Even as CEO Göran Marby was accepting an ambassadorship from the Universal Acceptance Steering Group last month, ICANN was quietly approving a registry’s plan to drop support for several languages, potentially putting dozens of domains at risk.

It seems portfolio registry XYZ.com was having problems migrating the 10 gTLDs it recently acquired in UNR’s firesale auction from the UNR back-end to long-time partner CentralNic, so it’s cutting off some language support to ease the transition.

The company told ICANN in a recent Registry Services Evaluation Process request (pdf) that internationalized domain names in Cyrillic, Chinese, Japanese and German were “causing issues with the [Registry System Testing] for the technical transition”.

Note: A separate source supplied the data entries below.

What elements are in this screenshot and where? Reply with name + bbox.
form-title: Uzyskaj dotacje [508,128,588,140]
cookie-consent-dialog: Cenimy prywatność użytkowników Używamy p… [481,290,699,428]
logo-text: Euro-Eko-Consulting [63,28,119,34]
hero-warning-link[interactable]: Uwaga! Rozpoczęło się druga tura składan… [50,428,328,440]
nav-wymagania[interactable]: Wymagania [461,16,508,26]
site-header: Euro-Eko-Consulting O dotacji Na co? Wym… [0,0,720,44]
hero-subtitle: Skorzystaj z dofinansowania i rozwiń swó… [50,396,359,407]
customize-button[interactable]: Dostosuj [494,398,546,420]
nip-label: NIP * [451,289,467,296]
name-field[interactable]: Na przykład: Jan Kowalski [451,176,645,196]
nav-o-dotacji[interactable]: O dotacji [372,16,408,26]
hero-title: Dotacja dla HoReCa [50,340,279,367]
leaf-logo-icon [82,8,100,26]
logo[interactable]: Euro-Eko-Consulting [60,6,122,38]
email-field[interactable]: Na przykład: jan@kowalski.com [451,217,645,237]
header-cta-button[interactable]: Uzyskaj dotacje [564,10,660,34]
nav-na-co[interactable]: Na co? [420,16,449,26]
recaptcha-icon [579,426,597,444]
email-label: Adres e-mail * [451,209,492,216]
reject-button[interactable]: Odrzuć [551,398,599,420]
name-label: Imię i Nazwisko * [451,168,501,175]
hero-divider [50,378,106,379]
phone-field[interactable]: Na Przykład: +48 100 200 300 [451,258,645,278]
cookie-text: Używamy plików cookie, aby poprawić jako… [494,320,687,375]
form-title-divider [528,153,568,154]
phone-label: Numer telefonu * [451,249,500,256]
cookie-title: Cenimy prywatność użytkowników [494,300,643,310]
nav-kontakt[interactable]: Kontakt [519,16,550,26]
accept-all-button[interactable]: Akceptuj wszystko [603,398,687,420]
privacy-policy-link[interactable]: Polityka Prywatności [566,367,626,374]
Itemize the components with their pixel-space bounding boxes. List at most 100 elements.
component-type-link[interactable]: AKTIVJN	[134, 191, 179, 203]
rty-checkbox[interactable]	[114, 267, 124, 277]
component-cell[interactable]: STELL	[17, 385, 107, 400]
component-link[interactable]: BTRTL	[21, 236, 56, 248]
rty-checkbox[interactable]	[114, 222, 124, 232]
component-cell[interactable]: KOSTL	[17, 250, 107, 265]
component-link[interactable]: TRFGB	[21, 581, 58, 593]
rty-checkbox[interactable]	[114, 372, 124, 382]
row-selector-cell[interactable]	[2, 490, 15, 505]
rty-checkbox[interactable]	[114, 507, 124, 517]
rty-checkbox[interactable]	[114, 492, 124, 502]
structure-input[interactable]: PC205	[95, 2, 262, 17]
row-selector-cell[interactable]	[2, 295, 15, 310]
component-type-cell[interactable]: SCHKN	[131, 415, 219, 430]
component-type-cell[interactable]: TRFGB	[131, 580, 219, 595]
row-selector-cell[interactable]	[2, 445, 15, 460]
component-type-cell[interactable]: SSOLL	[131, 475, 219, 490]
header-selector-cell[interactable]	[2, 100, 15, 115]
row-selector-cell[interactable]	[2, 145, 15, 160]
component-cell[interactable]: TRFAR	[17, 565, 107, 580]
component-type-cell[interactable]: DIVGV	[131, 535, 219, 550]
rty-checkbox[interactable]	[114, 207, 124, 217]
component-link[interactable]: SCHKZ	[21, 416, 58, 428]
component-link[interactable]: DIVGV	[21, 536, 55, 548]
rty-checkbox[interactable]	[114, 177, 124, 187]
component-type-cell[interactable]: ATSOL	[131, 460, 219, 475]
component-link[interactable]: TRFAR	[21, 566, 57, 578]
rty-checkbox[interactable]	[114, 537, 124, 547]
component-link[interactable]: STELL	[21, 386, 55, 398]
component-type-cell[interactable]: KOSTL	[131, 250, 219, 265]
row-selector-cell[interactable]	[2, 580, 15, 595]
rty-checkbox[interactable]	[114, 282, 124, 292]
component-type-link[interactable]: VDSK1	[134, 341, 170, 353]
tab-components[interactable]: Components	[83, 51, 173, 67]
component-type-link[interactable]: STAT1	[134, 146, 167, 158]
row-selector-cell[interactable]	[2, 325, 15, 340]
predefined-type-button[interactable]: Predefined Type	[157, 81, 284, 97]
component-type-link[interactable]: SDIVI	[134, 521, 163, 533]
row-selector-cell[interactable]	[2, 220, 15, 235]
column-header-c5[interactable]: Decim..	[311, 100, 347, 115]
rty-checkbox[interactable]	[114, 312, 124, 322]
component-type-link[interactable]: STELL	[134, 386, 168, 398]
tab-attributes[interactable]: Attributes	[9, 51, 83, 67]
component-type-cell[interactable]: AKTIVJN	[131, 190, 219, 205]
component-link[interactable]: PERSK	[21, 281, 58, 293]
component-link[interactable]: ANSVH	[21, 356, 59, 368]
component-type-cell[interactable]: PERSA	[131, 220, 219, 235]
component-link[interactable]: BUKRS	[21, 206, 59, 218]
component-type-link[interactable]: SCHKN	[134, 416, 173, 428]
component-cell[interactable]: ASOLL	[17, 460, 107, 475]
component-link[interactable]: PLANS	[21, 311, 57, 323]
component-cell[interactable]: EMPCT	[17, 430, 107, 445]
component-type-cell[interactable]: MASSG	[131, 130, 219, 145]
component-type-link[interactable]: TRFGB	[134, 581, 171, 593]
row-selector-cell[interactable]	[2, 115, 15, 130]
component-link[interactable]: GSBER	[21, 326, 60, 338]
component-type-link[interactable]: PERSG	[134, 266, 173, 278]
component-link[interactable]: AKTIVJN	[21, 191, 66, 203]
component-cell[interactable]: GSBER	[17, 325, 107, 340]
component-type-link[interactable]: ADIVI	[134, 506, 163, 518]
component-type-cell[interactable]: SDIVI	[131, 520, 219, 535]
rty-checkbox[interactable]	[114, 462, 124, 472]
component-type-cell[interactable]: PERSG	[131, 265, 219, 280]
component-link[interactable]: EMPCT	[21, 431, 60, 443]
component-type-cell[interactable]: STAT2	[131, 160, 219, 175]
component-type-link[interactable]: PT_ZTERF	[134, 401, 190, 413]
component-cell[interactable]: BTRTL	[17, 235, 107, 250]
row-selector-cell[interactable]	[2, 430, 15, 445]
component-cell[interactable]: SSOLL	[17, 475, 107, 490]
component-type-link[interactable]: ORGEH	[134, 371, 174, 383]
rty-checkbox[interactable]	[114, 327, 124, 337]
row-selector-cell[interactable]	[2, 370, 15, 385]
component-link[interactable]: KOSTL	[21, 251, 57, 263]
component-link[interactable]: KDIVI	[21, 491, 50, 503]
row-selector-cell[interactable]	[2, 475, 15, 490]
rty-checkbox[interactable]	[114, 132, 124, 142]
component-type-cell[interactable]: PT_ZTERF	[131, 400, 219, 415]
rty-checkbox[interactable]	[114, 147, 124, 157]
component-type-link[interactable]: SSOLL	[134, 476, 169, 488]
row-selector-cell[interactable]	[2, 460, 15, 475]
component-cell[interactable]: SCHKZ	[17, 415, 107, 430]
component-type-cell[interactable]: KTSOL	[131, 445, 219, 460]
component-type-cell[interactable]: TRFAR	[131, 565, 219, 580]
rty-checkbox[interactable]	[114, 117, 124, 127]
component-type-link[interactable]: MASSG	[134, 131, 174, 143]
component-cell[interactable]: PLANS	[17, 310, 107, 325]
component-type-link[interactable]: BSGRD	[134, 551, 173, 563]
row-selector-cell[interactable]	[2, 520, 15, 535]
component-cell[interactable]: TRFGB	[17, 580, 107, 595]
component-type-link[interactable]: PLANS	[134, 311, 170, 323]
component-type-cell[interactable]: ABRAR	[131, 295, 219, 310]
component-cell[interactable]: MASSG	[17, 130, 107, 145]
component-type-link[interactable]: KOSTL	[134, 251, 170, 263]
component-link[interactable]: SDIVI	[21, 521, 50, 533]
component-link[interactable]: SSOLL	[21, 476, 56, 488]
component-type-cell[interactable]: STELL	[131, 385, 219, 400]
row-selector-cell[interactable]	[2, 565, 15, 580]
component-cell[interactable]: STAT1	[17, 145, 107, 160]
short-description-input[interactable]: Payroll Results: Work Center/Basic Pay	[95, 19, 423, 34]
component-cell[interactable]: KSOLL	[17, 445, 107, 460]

“So, in order to move forward with the migration to CentralNic, we have no choice but to remove support for these IDNs. This will only impact fewer than 50 registrations in these TLDs,” the company told ICANN.

I asked both XYZ and CentralNic whether this means the IDN domains in question would be deleted but got no response from either.

Support for the four languages will be removed in .christmas, .guitars, .pics, .audio, .diet, .flowers, .game, .hosting, .lol, .mom according to contractual amendments that ICANN has subsequently approved.

The RSEP was published the same week ICANN signed a memorandum of understanding with .eu registry EURid, promising to collaborate on IDNs and universal acceptance.

The same week, Marby, who has stated publicly on several occasions his commitment to IDNs and UA, was named an honorary ambassador of the UASG to “help amplify the importance of UA work to enable a multilingual Internet”.

UPDATE July 24, 2022:
CentralNic CTO Gavin Brown says:

I can confirm that no domains will be deleted or suspended due to the withdrawal of these IDN tables. The RSEP request template we provided to XYZ incorrectly stated that domains would be deleted, however, neither we nor XYZ have any plans to delete or suspend any domains, and we hope to re-enable the IDN tables in the near future.

Greek .eu domains to be deleted

Kevin Murphy, February 15, 2022, Domain Registries

EURid has started warning registrants that their Greek-script .eu domains will be deleted this year.

The names will no longer work after November 14, the company said yesterday.

It’s part of the registry’s three-year plan to phase out mixed-script internationalized domain names, which are considered poor security practice.

The affected domains are Greek-script IDN.eu names, not IDN.IDN names using the Greek-script .ευ.

.ευ was introduced in 2019, after an amusingly Kafkaesque, yet typically ICANN, decade-long effort to crowbar the ccTLD through its IDN Fast Track rules.

Because EURid had been accepting Greek-script second-level names under its base Latin .eu domain for some time, it grandfathered existing registrants by “cloning” their .eu names into .ευ, albeit with only a three-year lifespan.

There were only 2,694 .ευ domains registered at the end of 2021, so one must assume that the number of domains on the deleting list must be smaller.

Volkswagen drives IDN dot-brand off a cliff

Kevin Murphy, September 13, 2021, Domain Registries

Volkwagen has decided it no longer wishes to run its Chinese-script dot-brand gTLD.

The car-maker’s Chinese arm has asked ICANN to terminate its contract for .大众汽车 (.xn--3oq18vl8pn36a), which has been in the root for five years.

It’s the standard terminating dot-brand story — the gTLD was never used and VW evidently decided it wasn’t needed.

The company also runs .volkswagen, and that’s not used either, but ICANN has yet to publish termination papers for that particular string.

Fellow German car-maker Audi is one of the most prolific users of dot-brands. Its .audi gTLD has over 1,800 registered domains, most of which appear to be used by its licensed dealerships.

.volkwagen is the 95th terminated dot-brand and the seventh terminated internationalized domain name gTLD.